Your orthodontist will consider surgical orthodontic treatment for non-growing adult patients with improper bites due to poor jaw alignment and those with facial aesthetic concerns that are skeletal in nature. All growth must be completed before jaw surgery can be performed. However the pre-surgical tooth movements can begin one to two years prior to these ages. Jaw growth is usually completed by age 16 for girls and 18 for boys.

How does Orthognathic Surgical Treatment work?

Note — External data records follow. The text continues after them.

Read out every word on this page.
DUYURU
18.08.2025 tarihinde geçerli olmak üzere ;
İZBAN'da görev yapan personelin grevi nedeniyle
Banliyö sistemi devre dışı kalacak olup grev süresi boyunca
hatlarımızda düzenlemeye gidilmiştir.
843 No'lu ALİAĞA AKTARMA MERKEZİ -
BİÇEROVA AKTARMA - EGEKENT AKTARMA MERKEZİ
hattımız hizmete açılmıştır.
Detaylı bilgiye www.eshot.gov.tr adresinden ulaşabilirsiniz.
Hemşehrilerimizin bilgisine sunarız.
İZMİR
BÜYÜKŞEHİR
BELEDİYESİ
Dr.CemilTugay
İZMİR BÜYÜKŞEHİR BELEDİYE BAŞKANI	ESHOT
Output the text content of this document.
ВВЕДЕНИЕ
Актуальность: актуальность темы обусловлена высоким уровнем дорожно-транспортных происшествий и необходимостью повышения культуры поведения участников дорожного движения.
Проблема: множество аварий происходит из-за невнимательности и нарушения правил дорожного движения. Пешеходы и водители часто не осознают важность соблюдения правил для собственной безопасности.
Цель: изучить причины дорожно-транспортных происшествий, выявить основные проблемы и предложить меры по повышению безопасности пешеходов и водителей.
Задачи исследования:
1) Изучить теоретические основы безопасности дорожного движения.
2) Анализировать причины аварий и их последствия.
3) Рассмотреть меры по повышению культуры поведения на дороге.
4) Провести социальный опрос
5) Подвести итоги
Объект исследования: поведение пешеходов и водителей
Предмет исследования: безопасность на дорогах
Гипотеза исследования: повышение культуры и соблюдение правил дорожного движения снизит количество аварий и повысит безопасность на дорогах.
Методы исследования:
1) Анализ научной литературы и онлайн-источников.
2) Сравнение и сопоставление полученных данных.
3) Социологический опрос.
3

During your orthodontic treatment, which usually lasts 18-24 months, you wear braces and will visit the orthodontist for scheduled adjustments to your braces. Your teeth will be moved into a position that anticpates the future surgical movement of the jaws. After your orthognathic surgery, jaws are placed into proper alignment and several more months in braces will allow the teeth to fit into their proper positions. Orthognathic Surgery is performed in the hospital with an oral surgeon, and can take several hours, depending on the amount and type of surgery needed. In lower jaw surgery, the jawbone behind the teeth is separated and the tooth-bearing portion is moved forward or backward, as needed. In upper jaw surgery, the jaw can be repositioned forward or backward, the jaw can be raised or lowered or the jaw can be expanded. Certain movements may require the jaws to be separated, with bone added/removed to achieve the proper alignment and stability. Other facial bones that contribute to alignment may also be repositioned or augmented.

When you have completed surgery, most patients are able to return to school or work within a few weeks. After the necessary healing time (about 4–8 weeks), your orthodontist "fine-tunes" your bite. In most cases, braces are removed within 6–12 months following surgery. After your braces are removed, you will wear a retainer to maintain your beautiful new smile.